L’influence du culte Vaudou, ses pratiques et ses conséquences, les chemins de délivrance

par Jean Pliya

Le Voodoo est une religion africaine née au Dahomey, aujourd’hui le Bénin. Depuis les pays du Golfe de Guinée surnommé la Côte des esclaves, il s’est répandu dans certaines régions où se trouvent les populations d’origine africaine, au Brésil, à Cuba, à la Trinidad et surtout à Haïti.

Aujourd’hui, une association de prêtres et de laïcs, le « Sillon noir », étudie le voodoo en vue de l’inculturation de la foi catholique en Afrique, car il existe une culture du voodoo reconnaissable dans les danses, les parures, les cérémonies d’initiation.
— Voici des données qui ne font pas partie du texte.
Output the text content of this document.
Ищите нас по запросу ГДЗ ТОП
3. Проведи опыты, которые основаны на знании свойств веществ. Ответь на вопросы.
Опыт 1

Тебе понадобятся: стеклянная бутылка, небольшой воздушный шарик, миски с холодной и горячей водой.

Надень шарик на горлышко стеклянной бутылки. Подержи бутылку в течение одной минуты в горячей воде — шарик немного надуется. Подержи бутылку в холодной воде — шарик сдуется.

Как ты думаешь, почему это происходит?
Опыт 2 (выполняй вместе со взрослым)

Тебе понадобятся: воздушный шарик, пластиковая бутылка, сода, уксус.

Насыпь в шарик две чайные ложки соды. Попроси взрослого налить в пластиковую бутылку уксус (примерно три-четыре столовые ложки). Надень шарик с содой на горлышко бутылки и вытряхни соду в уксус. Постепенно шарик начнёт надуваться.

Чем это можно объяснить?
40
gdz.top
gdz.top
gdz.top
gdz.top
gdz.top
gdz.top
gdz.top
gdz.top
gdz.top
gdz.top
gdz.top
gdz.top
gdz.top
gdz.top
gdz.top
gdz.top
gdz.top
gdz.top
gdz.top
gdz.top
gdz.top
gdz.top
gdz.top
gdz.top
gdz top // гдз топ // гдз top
Le point de départ du voodoo est la connaissance des secrets de la nature, notamment la vertu des plantes pour maîtriser les forces vitales ou se les concilier en vue d’améliorer la qualité de la vie sur terre. Mais progressivement les hommes ont divinisé ces forces et certains de leurs ancêtres, pour entrer en relation avec leurs esprits par des pactes mystiques.

Le voodoo est une religion parce que les ancêtres fondateurs des peuples béninois ont eu l’intuition de la divinité, d’un Dieu suprême créateur ; mais au lieu d’adorer ce Dieu, ils ont abouti à une pluralité de divinités : voodoos familiaux comme les dieux lares des Romains, voodoos royaux et enfin les divinités-idoles liées aux forces de la nature ou à la divination au service des besoins humains notamment la guérison, la richesse et le pouvoir.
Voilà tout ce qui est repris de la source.